= Eco League =

The EcoLeague is a five-college consortium consisting of Alaska Pacific University in Anchorage, Alaska; New College of Florida in Sarasota, Florida; Prescott College in Prescott, Arizona; College of the Atlantic in Bar Harbor, Maine; and Dickinson College in Carlisle, Pennsylvania.

==Programs==
The EcoLeague offers studies in ecology, conservation biology, marine biology, and natural and cultural history interpretation, sustainable business.

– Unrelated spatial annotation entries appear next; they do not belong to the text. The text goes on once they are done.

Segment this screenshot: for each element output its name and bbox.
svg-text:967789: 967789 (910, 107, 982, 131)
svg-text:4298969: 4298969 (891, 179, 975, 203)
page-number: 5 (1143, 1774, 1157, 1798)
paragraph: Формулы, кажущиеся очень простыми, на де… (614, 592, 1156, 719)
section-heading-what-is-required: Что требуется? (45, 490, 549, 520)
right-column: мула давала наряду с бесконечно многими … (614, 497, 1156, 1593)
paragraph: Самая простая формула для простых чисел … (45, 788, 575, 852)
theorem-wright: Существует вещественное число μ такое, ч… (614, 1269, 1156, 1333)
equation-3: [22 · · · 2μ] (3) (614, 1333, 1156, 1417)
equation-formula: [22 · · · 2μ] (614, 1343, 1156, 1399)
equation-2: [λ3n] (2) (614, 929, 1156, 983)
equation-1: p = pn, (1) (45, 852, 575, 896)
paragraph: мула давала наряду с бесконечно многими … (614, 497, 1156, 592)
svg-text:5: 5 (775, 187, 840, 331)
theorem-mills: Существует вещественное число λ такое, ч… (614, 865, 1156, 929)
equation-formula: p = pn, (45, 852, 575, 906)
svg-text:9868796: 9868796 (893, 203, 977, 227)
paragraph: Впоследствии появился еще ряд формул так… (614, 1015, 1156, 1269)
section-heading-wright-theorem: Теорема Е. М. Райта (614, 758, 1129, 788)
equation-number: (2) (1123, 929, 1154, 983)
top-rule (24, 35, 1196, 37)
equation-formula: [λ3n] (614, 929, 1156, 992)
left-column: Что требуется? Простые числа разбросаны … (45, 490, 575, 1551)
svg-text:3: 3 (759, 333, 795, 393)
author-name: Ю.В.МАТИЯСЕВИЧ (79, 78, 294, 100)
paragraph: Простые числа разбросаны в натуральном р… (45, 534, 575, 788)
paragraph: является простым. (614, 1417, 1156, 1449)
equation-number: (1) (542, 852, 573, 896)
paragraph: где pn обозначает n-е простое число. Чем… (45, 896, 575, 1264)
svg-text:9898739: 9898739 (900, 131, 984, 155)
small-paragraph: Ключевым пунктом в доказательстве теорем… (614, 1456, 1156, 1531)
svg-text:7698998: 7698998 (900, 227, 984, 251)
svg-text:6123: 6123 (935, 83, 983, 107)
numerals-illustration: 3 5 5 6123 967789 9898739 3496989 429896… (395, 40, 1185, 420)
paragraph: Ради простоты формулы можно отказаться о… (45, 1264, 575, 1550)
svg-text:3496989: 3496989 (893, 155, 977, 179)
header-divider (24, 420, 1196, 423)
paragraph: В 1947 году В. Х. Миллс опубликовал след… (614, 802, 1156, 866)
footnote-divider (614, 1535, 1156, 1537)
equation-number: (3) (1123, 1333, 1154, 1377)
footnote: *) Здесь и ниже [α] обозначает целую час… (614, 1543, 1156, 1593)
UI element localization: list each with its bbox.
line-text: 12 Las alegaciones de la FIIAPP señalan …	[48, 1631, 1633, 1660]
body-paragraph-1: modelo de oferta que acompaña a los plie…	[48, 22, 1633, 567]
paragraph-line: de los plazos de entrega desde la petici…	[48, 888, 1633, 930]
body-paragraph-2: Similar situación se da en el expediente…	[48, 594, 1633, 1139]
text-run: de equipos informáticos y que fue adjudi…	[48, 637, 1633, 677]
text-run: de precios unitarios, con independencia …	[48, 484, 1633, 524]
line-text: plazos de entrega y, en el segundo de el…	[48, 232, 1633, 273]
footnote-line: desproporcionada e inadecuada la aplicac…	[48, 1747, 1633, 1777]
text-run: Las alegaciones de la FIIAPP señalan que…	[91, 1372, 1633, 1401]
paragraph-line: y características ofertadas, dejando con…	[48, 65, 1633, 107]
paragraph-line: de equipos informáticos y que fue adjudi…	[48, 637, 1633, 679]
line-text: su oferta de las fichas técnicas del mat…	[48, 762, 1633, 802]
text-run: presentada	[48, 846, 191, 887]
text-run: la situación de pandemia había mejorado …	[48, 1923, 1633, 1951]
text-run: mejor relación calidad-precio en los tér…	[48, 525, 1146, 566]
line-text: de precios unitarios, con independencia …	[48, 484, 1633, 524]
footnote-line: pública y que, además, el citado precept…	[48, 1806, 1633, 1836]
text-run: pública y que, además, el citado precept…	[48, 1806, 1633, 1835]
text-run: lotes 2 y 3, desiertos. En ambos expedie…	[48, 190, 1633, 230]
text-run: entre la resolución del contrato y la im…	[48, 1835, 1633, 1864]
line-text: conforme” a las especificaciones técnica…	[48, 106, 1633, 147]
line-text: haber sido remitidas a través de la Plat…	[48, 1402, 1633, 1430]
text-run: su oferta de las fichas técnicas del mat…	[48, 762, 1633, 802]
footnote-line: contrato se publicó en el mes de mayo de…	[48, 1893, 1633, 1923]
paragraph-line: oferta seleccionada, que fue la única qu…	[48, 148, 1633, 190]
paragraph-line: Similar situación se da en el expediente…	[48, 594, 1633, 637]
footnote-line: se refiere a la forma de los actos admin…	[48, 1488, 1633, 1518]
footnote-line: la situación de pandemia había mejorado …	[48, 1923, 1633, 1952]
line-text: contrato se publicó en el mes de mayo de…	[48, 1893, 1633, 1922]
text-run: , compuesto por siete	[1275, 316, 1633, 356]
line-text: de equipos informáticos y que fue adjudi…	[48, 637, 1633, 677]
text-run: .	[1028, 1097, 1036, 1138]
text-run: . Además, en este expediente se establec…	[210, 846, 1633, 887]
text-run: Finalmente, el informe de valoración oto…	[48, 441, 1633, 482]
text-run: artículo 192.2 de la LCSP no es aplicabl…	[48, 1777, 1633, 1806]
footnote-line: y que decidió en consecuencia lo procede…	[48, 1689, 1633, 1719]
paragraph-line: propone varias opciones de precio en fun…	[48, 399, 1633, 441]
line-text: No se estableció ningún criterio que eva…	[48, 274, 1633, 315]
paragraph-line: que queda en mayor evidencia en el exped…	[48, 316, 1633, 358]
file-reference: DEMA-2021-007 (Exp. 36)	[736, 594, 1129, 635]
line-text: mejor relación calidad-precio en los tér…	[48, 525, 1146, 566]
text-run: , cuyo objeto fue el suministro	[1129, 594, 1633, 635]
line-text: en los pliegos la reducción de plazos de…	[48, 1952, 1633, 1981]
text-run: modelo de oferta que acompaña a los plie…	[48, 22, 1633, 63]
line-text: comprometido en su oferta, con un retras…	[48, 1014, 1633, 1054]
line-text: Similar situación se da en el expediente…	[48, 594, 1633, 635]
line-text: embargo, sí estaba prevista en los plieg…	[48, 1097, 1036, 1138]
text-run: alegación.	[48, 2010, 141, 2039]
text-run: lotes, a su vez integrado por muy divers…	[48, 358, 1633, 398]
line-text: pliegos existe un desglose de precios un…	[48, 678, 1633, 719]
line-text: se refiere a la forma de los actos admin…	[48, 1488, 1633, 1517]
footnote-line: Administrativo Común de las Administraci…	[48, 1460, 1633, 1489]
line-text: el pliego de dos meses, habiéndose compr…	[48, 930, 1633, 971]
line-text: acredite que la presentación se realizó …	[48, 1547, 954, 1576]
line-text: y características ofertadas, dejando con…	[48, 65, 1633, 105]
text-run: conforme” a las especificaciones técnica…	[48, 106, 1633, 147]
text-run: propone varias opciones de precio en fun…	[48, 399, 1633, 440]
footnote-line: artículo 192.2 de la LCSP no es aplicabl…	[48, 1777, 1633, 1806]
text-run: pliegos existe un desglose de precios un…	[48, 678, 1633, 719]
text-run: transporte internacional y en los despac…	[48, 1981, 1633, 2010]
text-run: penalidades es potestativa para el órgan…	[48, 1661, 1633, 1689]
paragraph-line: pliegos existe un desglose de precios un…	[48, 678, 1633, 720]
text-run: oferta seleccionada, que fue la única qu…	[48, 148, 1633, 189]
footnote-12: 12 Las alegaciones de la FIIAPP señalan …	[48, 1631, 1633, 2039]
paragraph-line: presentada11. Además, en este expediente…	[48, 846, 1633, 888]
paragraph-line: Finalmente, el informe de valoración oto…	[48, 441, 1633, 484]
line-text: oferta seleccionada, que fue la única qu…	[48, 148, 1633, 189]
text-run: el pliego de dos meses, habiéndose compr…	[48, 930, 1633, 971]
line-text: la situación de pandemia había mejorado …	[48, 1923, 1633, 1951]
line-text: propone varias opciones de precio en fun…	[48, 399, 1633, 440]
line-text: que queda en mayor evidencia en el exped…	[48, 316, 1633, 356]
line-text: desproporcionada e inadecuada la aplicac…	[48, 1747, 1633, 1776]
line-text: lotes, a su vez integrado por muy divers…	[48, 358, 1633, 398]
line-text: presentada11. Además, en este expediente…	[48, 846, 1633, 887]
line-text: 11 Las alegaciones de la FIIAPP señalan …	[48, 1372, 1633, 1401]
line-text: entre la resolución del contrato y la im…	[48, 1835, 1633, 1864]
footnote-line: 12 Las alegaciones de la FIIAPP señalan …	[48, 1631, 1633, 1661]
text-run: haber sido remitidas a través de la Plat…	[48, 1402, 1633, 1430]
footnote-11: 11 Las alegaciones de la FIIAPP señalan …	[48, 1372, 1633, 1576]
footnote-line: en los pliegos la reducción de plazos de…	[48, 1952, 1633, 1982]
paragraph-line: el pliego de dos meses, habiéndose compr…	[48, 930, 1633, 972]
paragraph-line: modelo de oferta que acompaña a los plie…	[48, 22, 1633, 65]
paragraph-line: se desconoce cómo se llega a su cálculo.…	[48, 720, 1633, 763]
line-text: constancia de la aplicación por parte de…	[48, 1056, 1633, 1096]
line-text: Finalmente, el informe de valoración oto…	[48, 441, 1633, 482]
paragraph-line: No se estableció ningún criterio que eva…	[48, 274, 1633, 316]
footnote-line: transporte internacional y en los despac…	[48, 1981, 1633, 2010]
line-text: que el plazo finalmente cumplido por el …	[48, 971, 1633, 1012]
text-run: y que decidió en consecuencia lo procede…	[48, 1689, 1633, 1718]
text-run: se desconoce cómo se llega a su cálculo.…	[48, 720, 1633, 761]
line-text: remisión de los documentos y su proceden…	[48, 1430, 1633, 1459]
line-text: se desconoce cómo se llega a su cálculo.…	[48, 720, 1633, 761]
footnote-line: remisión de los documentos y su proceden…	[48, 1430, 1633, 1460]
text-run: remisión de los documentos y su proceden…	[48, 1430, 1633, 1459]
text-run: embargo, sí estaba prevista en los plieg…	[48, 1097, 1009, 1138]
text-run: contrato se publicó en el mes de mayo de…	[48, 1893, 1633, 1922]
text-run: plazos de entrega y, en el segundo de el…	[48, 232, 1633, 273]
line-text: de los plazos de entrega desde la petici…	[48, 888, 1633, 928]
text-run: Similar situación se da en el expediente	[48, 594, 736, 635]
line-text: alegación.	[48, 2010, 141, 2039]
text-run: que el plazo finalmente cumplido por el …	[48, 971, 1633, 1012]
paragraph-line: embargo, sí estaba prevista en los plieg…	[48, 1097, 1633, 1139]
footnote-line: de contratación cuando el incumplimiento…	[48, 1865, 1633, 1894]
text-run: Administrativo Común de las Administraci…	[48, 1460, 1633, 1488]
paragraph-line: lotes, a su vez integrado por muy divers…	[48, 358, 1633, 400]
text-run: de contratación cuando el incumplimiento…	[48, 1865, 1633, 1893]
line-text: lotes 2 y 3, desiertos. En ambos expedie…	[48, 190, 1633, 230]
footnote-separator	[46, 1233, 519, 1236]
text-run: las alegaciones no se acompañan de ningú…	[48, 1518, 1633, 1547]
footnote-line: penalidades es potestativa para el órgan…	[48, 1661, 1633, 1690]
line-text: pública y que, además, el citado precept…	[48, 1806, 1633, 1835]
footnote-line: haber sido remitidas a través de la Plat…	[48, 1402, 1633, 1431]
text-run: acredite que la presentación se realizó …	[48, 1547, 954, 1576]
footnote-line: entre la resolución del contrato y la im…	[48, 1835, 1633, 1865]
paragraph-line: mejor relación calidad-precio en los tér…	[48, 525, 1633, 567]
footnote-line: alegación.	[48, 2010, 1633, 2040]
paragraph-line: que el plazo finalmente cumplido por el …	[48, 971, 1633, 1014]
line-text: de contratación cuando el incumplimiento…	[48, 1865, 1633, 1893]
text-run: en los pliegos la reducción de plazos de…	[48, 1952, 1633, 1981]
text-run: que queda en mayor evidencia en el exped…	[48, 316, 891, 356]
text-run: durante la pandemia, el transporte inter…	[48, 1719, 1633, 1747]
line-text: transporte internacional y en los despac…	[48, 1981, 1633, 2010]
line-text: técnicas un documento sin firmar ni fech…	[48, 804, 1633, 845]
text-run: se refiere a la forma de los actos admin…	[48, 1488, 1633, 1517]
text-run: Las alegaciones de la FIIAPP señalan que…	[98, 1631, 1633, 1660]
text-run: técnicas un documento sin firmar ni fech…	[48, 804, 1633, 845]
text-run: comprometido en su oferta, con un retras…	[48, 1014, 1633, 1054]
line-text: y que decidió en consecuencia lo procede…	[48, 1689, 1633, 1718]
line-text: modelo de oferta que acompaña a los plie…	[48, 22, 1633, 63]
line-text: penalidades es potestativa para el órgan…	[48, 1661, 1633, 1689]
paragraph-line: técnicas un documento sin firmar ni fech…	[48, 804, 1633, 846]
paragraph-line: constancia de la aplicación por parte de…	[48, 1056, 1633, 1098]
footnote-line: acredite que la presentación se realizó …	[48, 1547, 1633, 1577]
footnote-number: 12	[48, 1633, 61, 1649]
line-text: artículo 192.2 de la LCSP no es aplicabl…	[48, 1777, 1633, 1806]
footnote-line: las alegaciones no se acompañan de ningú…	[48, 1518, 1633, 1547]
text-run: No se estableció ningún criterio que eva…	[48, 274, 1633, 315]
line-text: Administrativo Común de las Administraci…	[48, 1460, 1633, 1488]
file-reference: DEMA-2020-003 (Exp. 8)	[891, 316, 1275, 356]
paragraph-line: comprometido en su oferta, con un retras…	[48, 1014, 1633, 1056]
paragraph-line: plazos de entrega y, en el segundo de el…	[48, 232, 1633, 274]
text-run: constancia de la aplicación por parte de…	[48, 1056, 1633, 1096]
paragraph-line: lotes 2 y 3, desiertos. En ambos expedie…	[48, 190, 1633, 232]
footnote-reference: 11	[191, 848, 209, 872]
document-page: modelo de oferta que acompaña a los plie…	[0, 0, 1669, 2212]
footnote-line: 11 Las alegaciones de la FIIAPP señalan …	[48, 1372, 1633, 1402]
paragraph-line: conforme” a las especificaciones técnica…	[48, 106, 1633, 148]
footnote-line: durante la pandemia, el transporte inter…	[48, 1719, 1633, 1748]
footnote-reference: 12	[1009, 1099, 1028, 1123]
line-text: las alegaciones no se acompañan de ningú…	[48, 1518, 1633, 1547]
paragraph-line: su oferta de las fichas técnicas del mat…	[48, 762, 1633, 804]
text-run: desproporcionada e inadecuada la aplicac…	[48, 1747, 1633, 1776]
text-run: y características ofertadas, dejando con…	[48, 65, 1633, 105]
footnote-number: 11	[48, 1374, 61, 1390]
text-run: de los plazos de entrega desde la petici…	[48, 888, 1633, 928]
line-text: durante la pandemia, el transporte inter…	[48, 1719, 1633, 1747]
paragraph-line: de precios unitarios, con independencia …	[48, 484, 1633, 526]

The consortium is unique in that each college is in a different geographic area. Despite a wide variation in structure and culture, the five colleges have strong programs in environmental studies. The idea behind the consortium is the ability to experience learning in virtually every major biome of the United States, based on their mission of promoting a "bio-regional education for sustainability".

==History==
The EcoLeague was founded as a result of a visionary call from students with a proposal improve academic collaboration and mobility related to urgent issues of global sustainability. The consortium design, including student and faculty exchange program and regular cross-college conferences, was first founded by students at Prescott College who articulated the original vision in 1996 and convened colleges under the consortium as the North American Alliance for Green Education (NAAGE), and later rebranded as “the Eco-8” and then "the Eco League". These institutions included Northland College in Ashland, Wisconsin; Prescott College in Prescott, Arizona; College of the Atlantic in Bar Harbor, Maine; and a later addition was Dickinson College in Carlisle, Pennsylvania. Former consortium members included Antioch College, Green Mountain College, Naropa University, Northland College, Sterling College, Unity College and Warren Wilson College, and Audubon Expedition Institute.